Планета мистера Сэммлера - Сол Беллоу 4 стр.


Она была славная баба, но становилась невыносимо скучной, когда пускалась в теоретические рассуждения: стоило ей завести серьезную беседу, и собеседник просто пропадал. Именно поэтому он сам молол свой кофе, кипятил воду в колбе, хранил в увлажнителе луковые крекеры и даже мочился в умывальник (поднимаясь на цыпочки и размышляя о томительной печали, в которой, согласно Аристотелю, пребывает всякое животное после родовых мук). Потому что философствования Марго губили бы ему утро за утром. Он был научен горьким опытом: однажды она целую неделю занималась анализом фразы Ханны Ардент о банальности зла и всю неделю продержала его на кушетке в своей гостиной (кушетка была сделана из поролона, положенного на деревянные планки, на ножках из двухдюймовых водопроводных труб, со спинкой из трапециевидных подушек, обтянутых темно-серой дерюгой). Он так и не заставил себя сказать, что он думал по поводу фразы. Во-первых, она редко останавливалась, чтобы слушать. Во-вторых, он не был уверен, что будет понят. Кроме того, большая часть ее семьи была уничтожена нацистами, как и у него, хотя сама она уехала в 1937-м. Не то что он. Война настигла его, когда он вместе с Шулой и своей покойной женой отправился в Польшу. Они поехали, чтобы ликвидировать предприятие его тестя.

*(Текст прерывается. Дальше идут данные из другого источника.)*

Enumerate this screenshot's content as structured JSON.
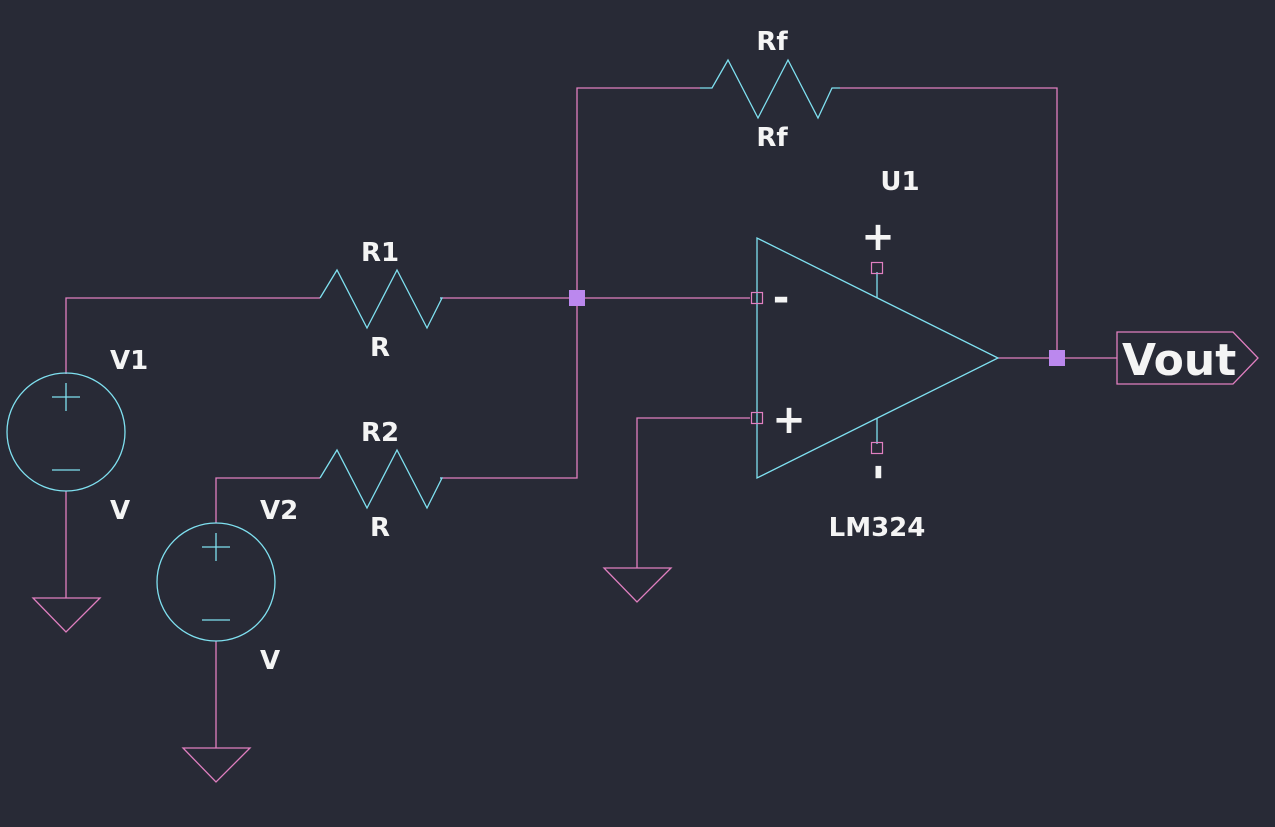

Этим вполне могли заняться адвокаты, но для Антонины было важно наблюдать за всем лично. Она погибла в 1940-м, а крохотная фабрика оптических инструментов, принадлежавшая ее отцу, была демонтирована и отправлена в Австрию. Им не уплатили послевоенных репараций. Марго же получала возмещение от западногерманского правительства за собственность ее семьи во Франкфурте. Эркин оставил ей не слишком много, она нуждалась в этих немецких деньгах. Невозможно спорить с человеком, который столько перенес. Конечно, она признавала, что и он перенес немало. Но он все же выкарабкался, хотя потерял жену и глаз. Однако они могли бы обсуждать вопрос о банальности зла с теоретической точки зрения. Как отвлеченную проблему. Дядя Артур сидит в неуклюжем кресле, высоко задрав колени; темные очки скрывают его глаза и поседевшие брови, набухшая извилистая вена прорезает складки лба, рот сжат. Он не намерен отвечать.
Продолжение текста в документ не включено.